Caveat — vanishing cross-section / mesh tangling. ALE meshes can in principle tangle (nodes crossing) or shrink toward zero thickness for very aggressive recession. The solver guards against this with the min_thickness keyword of solve (default 1e-6 m) and mesh-quality checks; if a run terminates early or reports a thickness floor, see the troubleshooting notes in Chapter 15 and the ALE quality discussion in Technical Reference §11.

6.7.3 Geometry derived from state (advanced)

When you do need geometry from a raw ALE state vector (for a custom diagnostic), the state-layout helpers compute it without touching the mutable mesh:

thickness = get_thickness_from_state(u, layout)   # current z_top − z_bottom  [m]

The lower-level routines compute_geometry_from_state! / update_geometry_cache! (in Pyrolysis.Geometry) fill pre-allocated arrays of volumes, centers, and face distances directly from the z block; these are what the residual uses internally and are documented in Technical Reference §13. For variable-cross-section runs, cross_section_area_from_state and column_chi_bar_from_state (in Pyrolysis.Residual) reconstruct A(t) and χ̄ from the state — advanced hooks you will rarely need directly.

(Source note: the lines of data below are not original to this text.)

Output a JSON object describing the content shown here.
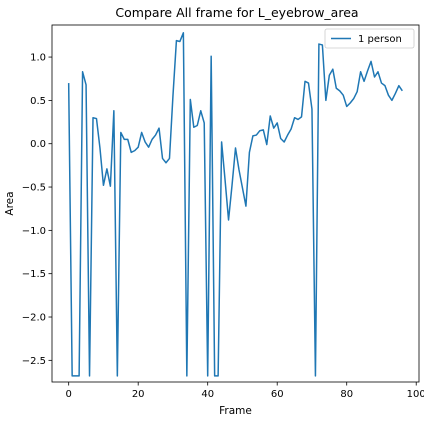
{
  "chart_data": {
    "type": "line",
    "title": "Compare All frame for L_eyebrow_area",
    "xlabel": "Frame",
    "ylabel": "Area",
    "xlim": [
      -4.8,
      100.8
    ],
    "ylim": [
      -2.75,
      1.37
    ],
    "xticks": [
      0,
      20,
      40,
      60,
      80,
      100
    ],
    "yticks": [
      -2.5,
      -2.0,
      -1.5,
      -1.0,
      -0.5,
      0.0,
      0.5,
      1.0
    ],
    "ytick_labels": [
      "−2.5",
      "−2.0",
      "−1.5",
      "−1.0",
      "−0.5",
      "0.0",
      "0.5",
      "1.0"
    ],
    "grid": false,
    "legend_position": "upper right",
    "series": [
      {
        "name": "1 person",
        "color": "#1f77b4",
        "x": [
          0,
          1,
          2,
          3,
          4,
          5,
          6,
          7,
          8,
          9,
          10,
          11,
          12,
          13,
          14,
          15,
          16,
          17,
          18,
          19,
          20,
          21,
          22,
          23,
          24,
          25,
          26,
          27,
          28,
          29,
          30,
          31,
          32,
          33,
          34,
          35,
          36,
          37,
          38,
          39,
          40,
          41,
          42,
          43,
          44,
          45,
          46,
          47,
          48,
          49,
          50,
          51,
          52,
          53,
          54,
          55,
          56,
          57,
          58,
          59,
          60,
          61,
          62,
          63,
          64,
          65,
          66,
          67,
          68,
          69,
          70,
          71,
          72,
          73,
          74,
          75,
          76,
          77,
          78,
          79,
          80,
          81,
          82,
          83,
          84,
          85,
          86,
          87,
          88,
          89,
          90,
          91,
          92,
          93,
          94,
          95,
          96
        ],
        "y": [
          0.7,
          -2.68,
          -2.68,
          -2.68,
          0.83,
          0.68,
          -2.68,
          0.3,
          0.29,
          -0.05,
          -0.48,
          -0.29,
          -0.49,
          0.38,
          -2.68,
          0.13,
          0.05,
          0.05,
          -0.1,
          -0.08,
          -0.04,
          0.13,
          0.02,
          -0.04,
          0.05,
          0.1,
          0.18,
          -0.17,
          -0.22,
          -0.17,
          0.55,
          1.19,
          1.18,
          1.28,
          -2.68,
          0.51,
          0.19,
          0.21,
          0.38,
          0.24,
          -2.68,
          1.01,
          -2.68,
          -2.68,
          0.02,
          -0.42,
          -0.88,
          -0.48,
          -0.05,
          -0.3,
          -0.51,
          -0.72,
          -0.1,
          0.09,
          0.1,
          0.15,
          0.16,
          -0.01,
          0.32,
          0.18,
          0.24,
          0.06,
          0.02,
          0.1,
          0.17,
          0.3,
          0.28,
          0.31,
          0.72,
          0.7,
          0.4,
          -2.68,
          1.15,
          1.14,
          0.5,
          0.79,
          0.86,
          0.64,
          0.61,
          0.56,
          0.43,
          0.47,
          0.52,
          0.6,
          0.83,
          0.72,
          0.84,
          0.95,
          0.77,
          0.83,
          0.7,
          0.67,
          0.56,
          0.5,
          0.58,
          0.67,
          0.61
        ]
      }
    ]
  }
}
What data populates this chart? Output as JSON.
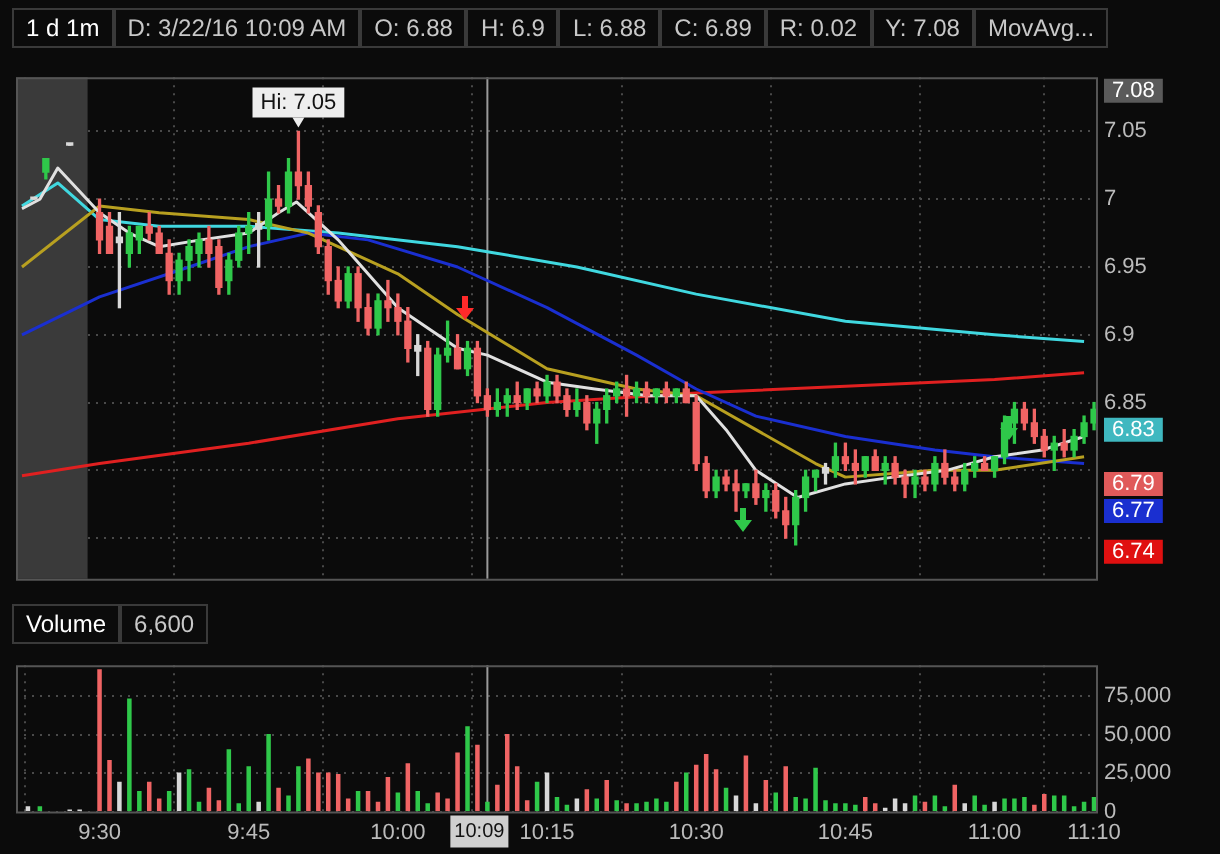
{
  "chart_data": [
    {
      "type": "candlestick",
      "title": "1 d 1m",
      "annotations": [
        "D: 3/22/16 10:09 AM",
        "O: 6.88",
        "H: 6.9",
        "L: 6.88",
        "C: 6.89",
        "R: 0.02",
        "Y: 7.08",
        "MovAvg...",
        {
          "text": "Hi: 7.05",
          "x": 9.8333,
          "y": 7.05
        }
      ],
      "x": [
        9.39,
        9.41,
        9.45,
        9.5,
        9.5167,
        9.5333,
        9.55,
        9.5667,
        9.5833,
        9.6,
        9.6167,
        9.6333,
        9.65,
        9.6667,
        9.6833,
        9.7,
        9.7167,
        9.7333,
        9.75,
        9.7667,
        9.7833,
        9.8,
        9.8167,
        9.8333,
        9.85,
        9.8667,
        9.8833,
        9.9,
        9.9167,
        9.9333,
        9.95,
        9.9667,
        9.9833,
        10,
        10.0167,
        10.0333,
        10.05,
        10.0667,
        10.0833,
        10.1,
        10.1167,
        10.1333,
        10.15,
        10.1667,
        10.1833,
        10.2,
        10.2167,
        10.2333,
        10.25,
        10.2667,
        10.2833,
        10.3,
        10.3167,
        10.3333,
        10.35,
        10.3667,
        10.3833,
        10.4,
        10.4167,
        10.4333,
        10.45,
        10.4667,
        10.4833,
        10.5,
        10.5167,
        10.5333,
        10.55,
        10.5667,
        10.5833,
        10.6,
        10.6167,
        10.6333,
        10.65,
        10.6667,
        10.6833,
        10.7,
        10.7167,
        10.7333,
        10.75,
        10.7667,
        10.7833,
        10.8,
        10.8167,
        10.8333,
        10.85,
        10.8667,
        10.8833,
        10.9,
        10.9167,
        10.9333,
        10.95,
        10.9667,
        10.9833,
        11,
        11.0167,
        11.0333,
        11.05,
        11.0667,
        11.0833,
        11.1,
        11.1167,
        11.1333,
        11.15,
        11.1667
      ],
      "ohlc": [
        [
          7,
          7,
          7,
          7
        ],
        [
          7.02,
          7.03,
          7.015,
          7.03
        ],
        [
          7.04,
          7.04,
          7.04,
          7.04
        ],
        [
          6.99,
          7,
          6.96,
          6.97
        ],
        [
          6.98,
          6.99,
          6.96,
          6.96
        ],
        [
          6.968,
          6.99,
          6.92,
          6.972
        ],
        [
          6.96,
          6.98,
          6.95,
          6.975
        ],
        [
          6.97,
          6.98,
          6.96,
          6.98
        ],
        [
          6.98,
          6.99,
          6.97,
          6.975
        ],
        [
          6.975,
          6.98,
          6.96,
          6.96
        ],
        [
          6.96,
          6.97,
          6.93,
          6.94
        ],
        [
          6.94,
          6.96,
          6.93,
          6.955
        ],
        [
          6.955,
          6.97,
          6.94,
          6.965
        ],
        [
          6.96,
          6.975,
          6.95,
          6.97
        ],
        [
          6.97,
          6.98,
          6.95,
          6.96
        ],
        [
          6.965,
          6.97,
          6.93,
          6.935
        ],
        [
          6.94,
          6.96,
          6.93,
          6.955
        ],
        [
          6.955,
          6.98,
          6.95,
          6.975
        ],
        [
          6.975,
          6.99,
          6.96,
          6.98
        ],
        [
          6.978,
          6.99,
          6.95,
          6.982
        ],
        [
          6.98,
          7.02,
          6.97,
          7
        ],
        [
          7,
          7.01,
          6.99,
          6.995
        ],
        [
          6.995,
          7.03,
          6.99,
          7.02
        ],
        [
          7.02,
          7.05,
          7,
          7.01
        ],
        [
          7.01,
          7.02,
          6.99,
          6.995
        ],
        [
          6.99,
          6.995,
          6.96,
          6.965
        ],
        [
          6.965,
          6.97,
          6.93,
          6.94
        ],
        [
          6.94,
          6.95,
          6.92,
          6.925
        ],
        [
          6.925,
          6.95,
          6.92,
          6.945
        ],
        [
          6.945,
          6.95,
          6.91,
          6.92
        ],
        [
          6.92,
          6.93,
          6.9,
          6.905
        ],
        [
          6.905,
          6.93,
          6.9,
          6.925
        ],
        [
          6.925,
          6.94,
          6.91,
          6.92
        ],
        [
          6.92,
          6.93,
          6.9,
          6.91
        ],
        [
          6.91,
          6.92,
          6.88,
          6.89
        ],
        [
          6.888,
          6.9,
          6.87,
          6.892
        ],
        [
          6.89,
          6.895,
          6.84,
          6.845
        ],
        [
          6.845,
          6.89,
          6.84,
          6.885
        ],
        [
          6.885,
          6.91,
          6.88,
          6.89
        ],
        [
          6.89,
          6.9,
          6.875,
          6.875
        ],
        [
          6.875,
          6.895,
          6.87,
          6.89
        ],
        [
          6.89,
          6.895,
          6.85,
          6.855
        ],
        [
          6.855,
          6.86,
          6.84,
          6.845
        ],
        [
          6.845,
          6.86,
          6.84,
          6.85
        ],
        [
          6.85,
          6.86,
          6.84,
          6.855
        ],
        [
          6.855,
          6.865,
          6.845,
          6.85
        ],
        [
          6.85,
          6.86,
          6.845,
          6.86
        ],
        [
          6.86,
          6.865,
          6.85,
          6.855
        ],
        [
          6.855,
          6.87,
          6.85,
          6.865
        ],
        [
          6.865,
          6.87,
          6.85,
          6.855
        ],
        [
          6.855,
          6.86,
          6.84,
          6.845
        ],
        [
          6.845,
          6.86,
          6.84,
          6.85
        ],
        [
          6.85,
          6.855,
          6.83,
          6.835
        ],
        [
          6.835,
          6.85,
          6.82,
          6.845
        ],
        [
          6.845,
          6.86,
          6.835,
          6.855
        ],
        [
          6.855,
          6.865,
          6.85,
          6.86
        ],
        [
          6.86,
          6.87,
          6.84,
          6.855
        ],
        [
          6.855,
          6.865,
          6.85,
          6.86
        ],
        [
          6.86,
          6.865,
          6.85,
          6.855
        ],
        [
          6.855,
          6.86,
          6.85,
          6.86
        ],
        [
          6.86,
          6.865,
          6.85,
          6.855
        ],
        [
          6.855,
          6.86,
          6.85,
          6.86
        ],
        [
          6.86,
          6.865,
          6.85,
          6.85
        ],
        [
          6.85,
          6.855,
          6.8,
          6.805
        ],
        [
          6.805,
          6.81,
          6.78,
          6.785
        ],
        [
          6.785,
          6.8,
          6.78,
          6.795
        ],
        [
          6.795,
          6.8,
          6.785,
          6.79
        ],
        [
          6.79,
          6.8,
          6.77,
          6.785
        ],
        [
          6.785,
          6.79,
          6.78,
          6.79
        ],
        [
          6.79,
          6.8,
          6.775,
          6.78
        ],
        [
          6.78,
          6.79,
          6.77,
          6.785
        ],
        [
          6.785,
          6.79,
          6.765,
          6.77
        ],
        [
          6.77,
          6.78,
          6.75,
          6.76
        ],
        [
          6.76,
          6.785,
          6.745,
          6.78
        ],
        [
          6.78,
          6.8,
          6.77,
          6.795
        ],
        [
          6.795,
          6.8,
          6.785,
          6.8
        ],
        [
          6.798,
          6.805,
          6.79,
          6.802
        ],
        [
          6.8,
          6.82,
          6.795,
          6.81
        ],
        [
          6.81,
          6.82,
          6.8,
          6.805
        ],
        [
          6.805,
          6.815,
          6.79,
          6.8
        ],
        [
          6.8,
          6.81,
          6.795,
          6.81
        ],
        [
          6.81,
          6.815,
          6.8,
          6.8
        ],
        [
          6.8,
          6.81,
          6.79,
          6.805
        ],
        [
          6.805,
          6.81,
          6.79,
          6.795
        ],
        [
          6.795,
          6.8,
          6.78,
          6.79
        ],
        [
          6.79,
          6.8,
          6.78,
          6.795
        ],
        [
          6.795,
          6.8,
          6.785,
          6.79
        ],
        [
          6.79,
          6.81,
          6.785,
          6.805
        ],
        [
          6.805,
          6.815,
          6.79,
          6.795
        ],
        [
          6.795,
          6.8,
          6.785,
          6.79
        ],
        [
          6.79,
          6.805,
          6.785,
          6.8
        ],
        [
          6.8,
          6.81,
          6.795,
          6.805
        ],
        [
          6.805,
          6.81,
          6.8,
          6.8
        ],
        [
          6.8,
          6.81,
          6.795,
          6.81
        ],
        [
          6.81,
          6.84,
          6.805,
          6.835
        ],
        [
          6.835,
          6.85,
          6.82,
          6.845
        ],
        [
          6.845,
          6.85,
          6.83,
          6.835
        ],
        [
          6.835,
          6.845,
          6.82,
          6.825
        ],
        [
          6.825,
          6.83,
          6.81,
          6.815
        ],
        [
          6.815,
          6.825,
          6.8,
          6.82
        ],
        [
          6.82,
          6.83,
          6.81,
          6.815
        ],
        [
          6.815,
          6.83,
          6.81,
          6.825
        ],
        [
          6.825,
          6.84,
          6.82,
          6.835
        ],
        [
          6.835,
          6.85,
          6.83,
          6.845
        ]
      ],
      "colors": [
        "#d8d8d8",
        "#2fc84a",
        "#d8d8d8",
        "#f06464",
        "#f06464",
        "#d8d8d8",
        "#2fc84a",
        "#2fc84a",
        "#f06464",
        "#f06464",
        "#f06464",
        "#2fc84a",
        "#2fc84a",
        "#2fc84a",
        "#f06464",
        "#f06464",
        "#2fc84a",
        "#2fc84a",
        "#2fc84a",
        "#d8d8d8",
        "#2fc84a",
        "#f06464",
        "#2fc84a",
        "#f06464",
        "#f06464",
        "#f06464",
        "#f06464",
        "#f06464",
        "#2fc84a",
        "#f06464",
        "#f06464",
        "#2fc84a",
        "#f06464",
        "#f06464",
        "#f06464",
        "#d8d8d8",
        "#f06464",
        "#2fc84a",
        "#2fc84a",
        "#f06464",
        "#2fc84a",
        "#f06464",
        "#f06464",
        "#2fc84a",
        "#2fc84a",
        "#f06464",
        "#2fc84a",
        "#f06464",
        "#2fc84a",
        "#f06464",
        "#f06464",
        "#2fc84a",
        "#f06464",
        "#2fc84a",
        "#2fc84a",
        "#2fc84a",
        "#f06464",
        "#2fc84a",
        "#f06464",
        "#2fc84a",
        "#f06464",
        "#2fc84a",
        "#f06464",
        "#f06464",
        "#f06464",
        "#2fc84a",
        "#f06464",
        "#f06464",
        "#2fc84a",
        "#f06464",
        "#2fc84a",
        "#f06464",
        "#f06464",
        "#2fc84a",
        "#2fc84a",
        "#2fc84a",
        "#d8d8d8",
        "#2fc84a",
        "#f06464",
        "#f06464",
        "#2fc84a",
        "#f06464",
        "#2fc84a",
        "#f06464",
        "#f06464",
        "#2fc84a",
        "#f06464",
        "#2fc84a",
        "#f06464",
        "#f06464",
        "#2fc84a",
        "#2fc84a",
        "#f06464",
        "#2fc84a",
        "#2fc84a",
        "#2fc84a",
        "#f06464",
        "#f06464",
        "#f06464",
        "#2fc84a",
        "#f06464",
        "#2fc84a",
        "#2fc84a",
        "#2fc84a"
      ],
      "series": [
        {
          "type": "line",
          "color": "#e0e0e0",
          "x": [
            9.37,
            9.4,
            9.43,
            9.5,
            9.55,
            9.6,
            9.67,
            9.75,
            9.8,
            9.83,
            9.9,
            10,
            10.1,
            10.15,
            10.25,
            10.33,
            10.42,
            10.5,
            10.55,
            10.6,
            10.67,
            10.75,
            10.83,
            10.92,
            11,
            11.08,
            11.15
          ],
          "values": [
            6.993,
            7,
            7.023,
            6.99,
            6.975,
            6.965,
            6.97,
            6.975,
            6.99,
            6.998,
            6.97,
            6.92,
            6.89,
            6.885,
            6.865,
            6.86,
            6.855,
            6.855,
            6.83,
            6.8,
            6.78,
            6.79,
            6.795,
            6.8,
            6.81,
            6.815,
            6.825
          ]
        },
        {
          "type": "line",
          "color": "#b8a020",
          "x": [
            9.37,
            9.5,
            9.6,
            9.75,
            9.85,
            10,
            10.1,
            10.25,
            10.4,
            10.5,
            10.6,
            10.7,
            10.75,
            10.9,
            11,
            11.15
          ],
          "values": [
            6.95,
            6.995,
            6.99,
            6.985,
            6.975,
            6.945,
            6.915,
            6.875,
            6.86,
            6.855,
            6.83,
            6.805,
            6.795,
            6.8,
            6.8,
            6.81
          ]
        },
        {
          "type": "line",
          "color": "#1a2fd0",
          "x": [
            9.37,
            9.5,
            9.65,
            9.75,
            9.85,
            9.95,
            10.1,
            10.25,
            10.4,
            10.5,
            10.6,
            10.75,
            10.9,
            11,
            11.15
          ],
          "values": [
            6.9,
            6.928,
            6.95,
            6.965,
            6.975,
            6.97,
            6.95,
            6.92,
            6.885,
            6.86,
            6.84,
            6.825,
            6.815,
            6.81,
            6.805
          ]
        },
        {
          "type": "line",
          "color": "#40d8e0",
          "x": [
            9.37,
            9.43,
            9.5,
            9.6,
            9.75,
            9.9,
            10.1,
            10.3,
            10.5,
            10.75,
            11,
            11.15
          ],
          "values": [
            6.995,
            7.012,
            6.985,
            6.98,
            6.98,
            6.975,
            6.965,
            6.95,
            6.93,
            6.91,
            6.9,
            6.895
          ]
        },
        {
          "type": "line",
          "color": "#e02020",
          "x": [
            9.37,
            9.5,
            9.75,
            10,
            10.25,
            10.5,
            10.75,
            11,
            11.15
          ],
          "values": [
            6.796,
            6.805,
            6.82,
            6.838,
            6.85,
            6.857,
            6.862,
            6.867,
            6.872
          ]
        }
      ],
      "xlim": [
        9.36,
        11.17
      ],
      "xticks": [
        {
          "value": 9.5,
          "label": null
        },
        {
          "value": 9.75,
          "label": null
        },
        {
          "value": 10,
          "label": null
        },
        {
          "value": 10.25,
          "label": null
        },
        {
          "value": 10.5,
          "label": null
        },
        {
          "value": 10.75,
          "label": null
        },
        {
          "value": 11,
          "label": null
        },
        {
          "value": 11.1667,
          "label": null
        }
      ],
      "ylim": [
        6.72,
        7.09
      ],
      "yticks": [
        {
          "value": 6.75,
          "label": null
        },
        {
          "value": 6.8,
          "label": null
        },
        6.85,
        6.9,
        6.95,
        7,
        7.05
      ],
      "grid": true,
      "tick_labels": "y",
      "bands": [
        {
          "axis": "x",
          "from": 9.36,
          "to": 9.48,
          "color": "#3a3a3a"
        }
      ],
      "y2lim": [
        6.72,
        7.09
      ],
      "y2ticks": [
        7.08,
        6.83,
        6.79,
        6.77,
        6.74
      ],
      "ref_lines": [
        {
          "axis": "x",
          "value": 10.15,
          "color": "#9a9a9a"
        }
      ]
    },
    {
      "type": "bar",
      "annotations": [
        "Volume",
        "6,600"
      ],
      "x": [
        9.38,
        9.4,
        9.45,
        9.4667,
        9.5,
        9.5167,
        9.5333,
        9.55,
        9.5667,
        9.5833,
        9.6,
        9.6167,
        9.6333,
        9.65,
        9.6667,
        9.6833,
        9.7,
        9.7167,
        9.7333,
        9.75,
        9.7667,
        9.7833,
        9.8,
        9.8167,
        9.8333,
        9.85,
        9.8667,
        9.8833,
        9.9,
        9.9167,
        9.9333,
        9.95,
        9.9667,
        9.9833,
        10,
        10.0167,
        10.0333,
        10.05,
        10.0667,
        10.0833,
        10.1,
        10.1167,
        10.1333,
        10.15,
        10.1667,
        10.1833,
        10.2,
        10.2167,
        10.2333,
        10.25,
        10.2667,
        10.2833,
        10.3,
        10.3167,
        10.3333,
        10.35,
        10.3667,
        10.3833,
        10.4,
        10.4167,
        10.4333,
        10.45,
        10.4667,
        10.4833,
        10.5,
        10.5167,
        10.5333,
        10.55,
        10.5667,
        10.5833,
        10.6,
        10.6167,
        10.6333,
        10.65,
        10.6667,
        10.6833,
        10.7,
        10.7167,
        10.7333,
        10.75,
        10.7667,
        10.7833,
        10.8,
        10.8167,
        10.8333,
        10.85,
        10.8667,
        10.8833,
        10.9,
        10.9167,
        10.9333,
        10.95,
        10.9667,
        10.9833,
        11,
        11.0167,
        11.0333,
        11.05,
        11.0667,
        11.0833,
        11.1,
        11.1167,
        11.1333,
        11.15,
        11.1667
      ],
      "values": [
        3000,
        3000,
        1000,
        1000,
        92000,
        33000,
        19000,
        73000,
        13000,
        19000,
        8000,
        13000,
        25000,
        27000,
        6000,
        15000,
        7000,
        40000,
        5000,
        29000,
        6000,
        50000,
        15000,
        10000,
        29000,
        34000,
        25000,
        25000,
        24000,
        8000,
        13000,
        13000,
        6000,
        22000,
        12000,
        31000,
        13000,
        5000,
        12000,
        8000,
        38000,
        55000,
        43000,
        6000,
        17000,
        50000,
        29000,
        7000,
        19000,
        25000,
        9000,
        4000,
        8000,
        14000,
        8000,
        20000,
        7000,
        5000,
        5000,
        6000,
        8000,
        6000,
        19000,
        25000,
        30000,
        37000,
        27000,
        15000,
        10000,
        36000,
        5000,
        20000,
        12000,
        29000,
        9000,
        8000,
        28000,
        7000,
        5000,
        5000,
        4000,
        9000,
        5000,
        2000,
        8000,
        5000,
        10000,
        6000,
        10000,
        3000,
        17000,
        5000,
        10000,
        4000,
        6000,
        8000,
        8000,
        9000,
        4000,
        11000,
        10000,
        10000,
        3000,
        6000,
        9000
      ],
      "colors": [
        "#d8d8d8",
        "#2fc84a",
        "#d8d8d8",
        "#d8d8d8",
        "#f06464",
        "#f06464",
        "#d8d8d8",
        "#2fc84a",
        "#2fc84a",
        "#f06464",
        "#f06464",
        "#2fc84a",
        "#d8d8d8",
        "#2fc84a",
        "#2fc84a",
        "#f06464",
        "#f06464",
        "#2fc84a",
        "#2fc84a",
        "#2fc84a",
        "#d8d8d8",
        "#2fc84a",
        "#f06464",
        "#2fc84a",
        "#2fc84a",
        "#f06464",
        "#f06464",
        "#f06464",
        "#f06464",
        "#f06464",
        "#2fc84a",
        "#f06464",
        "#f06464",
        "#f06464",
        "#2fc84a",
        "#f06464",
        "#2fc84a",
        "#2fc84a",
        "#f06464",
        "#f06464",
        "#f06464",
        "#2fc84a",
        "#f06464",
        "#2fc84a",
        "#f06464",
        "#f06464",
        "#f06464",
        "#f06464",
        "#2fc84a",
        "#d8d8d8",
        "#2fc84a",
        "#2fc84a",
        "#d8d8d8",
        "#f06464",
        "#2fc84a",
        "#f06464",
        "#2fc84a",
        "#f06464",
        "#2fc84a",
        "#2fc84a",
        "#2fc84a",
        "#2fc84a",
        "#f06464",
        "#2fc84a",
        "#f06464",
        "#f06464",
        "#f06464",
        "#2fc84a",
        "#d8d8d8",
        "#f06464",
        "#d8d8d8",
        "#f06464",
        "#2fc84a",
        "#f06464",
        "#2fc84a",
        "#2fc84a",
        "#2fc84a",
        "#2fc84a",
        "#2fc84a",
        "#2fc84a",
        "#2fc84a",
        "#f06464",
        "#f06464",
        "#d8d8d8",
        "#d8d8d8",
        "#d8d8d8",
        "#2fc84a",
        "#f06464",
        "#2fc84a",
        "#2fc84a",
        "#f06464",
        "#d8d8d8",
        "#2fc84a",
        "#2fc84a",
        "#d8d8d8",
        "#2fc84a",
        "#2fc84a",
        "#2fc84a",
        "#f06464",
        "#f06464",
        "#2fc84a",
        "#2fc84a",
        "#2fc84a",
        "#2fc84a",
        "#2fc84a"
      ],
      "xlim": [
        9.36,
        11.17
      ],
      "xticks": [
        {
          "value": 9.5,
          "label": "9:30"
        },
        {
          "value": 9.75,
          "label": "9:45"
        },
        {
          "value": 10,
          "label": "10:00"
        },
        {
          "value": 10.25,
          "label": "10:15"
        },
        {
          "value": 10.5,
          "label": "10:30"
        },
        {
          "value": 10.75,
          "label": "10:45"
        },
        {
          "value": 11,
          "label": "11:00"
        },
        {
          "value": 11.1667,
          "label": "11:10"
        }
      ],
      "ylim": [
        0,
        95000
      ],
      "yticks": [
        0,
        {
          "value": 25000,
          "label": "25,000"
        },
        {
          "value": 50000,
          "label": "50,000"
        },
        {
          "value": 75000,
          "label": "75,000"
        }
      ],
      "grid": true,
      "ref_lines": [
        {
          "axis": "x",
          "value": 10.15,
          "label": "10:09",
          "color": "#9a9a9a"
        }
      ]
    }
  ]
}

6.8 Summary and cross-references

  • Build meshes with create_uniform_mesh(L, n_cells, Val(NC); ...) or create_stretched_mesh(L, n_cells, Val(NC), stretch; stretch_from = :top, ...). Both return Mesh1D{NC}; NC must match your Material.
  • z = 0 is the bottom/substrate, z = L is the top/exposed surface; cells number from bottom to top.
  • Choose n_cells by resolving the near-surface front; confirm with a convergence study (Technical Reference §18; convergence_douglas_fir example). Stretch toward :top to concentrate cells at the exposed surface.
  • cross_section_area (A_0, default 1.0 m²) is a gauge constant; it cancels from intensive results and only matters as A(t) = A_0·law(χ̄) when a lateral-shrinkage law is active (Technical Reference §10).
  • Inspect meshes with n_cells/n_nodes/n_faces, cell_center, cell_size, cell_volume, total_volume, domain_bounds, and boundary_face_ids — qualify with Pyrolysis.Geometry. or bring them in via using Pyrolysis.Internal.
  • The state vector is block-major [T | ξ_1..ξ_NC | z (ALE) | χ (WithChi)]; use get_temperature, get_concentration, block_view, and the ALE accessors instead of raw offsets.
  • use_ale = false (default) keeps the mesh fixed (Eulerian); use_ale = true makes node positions part of the state so the mesh moves with the material (Technical Reference §11).

For the finite-volume discretization built on this mesh, see Technical Reference §13; for moving-mesh mechanics and the Geometric Conservation Law, Technical Reference §11; for how the mesh plugs into a problem and how modes are selected, Chapter 7; for boundary conditions on the top/bottom faces, Chapter 5; and for adaptive refinement and surface depletion, Chapter 10.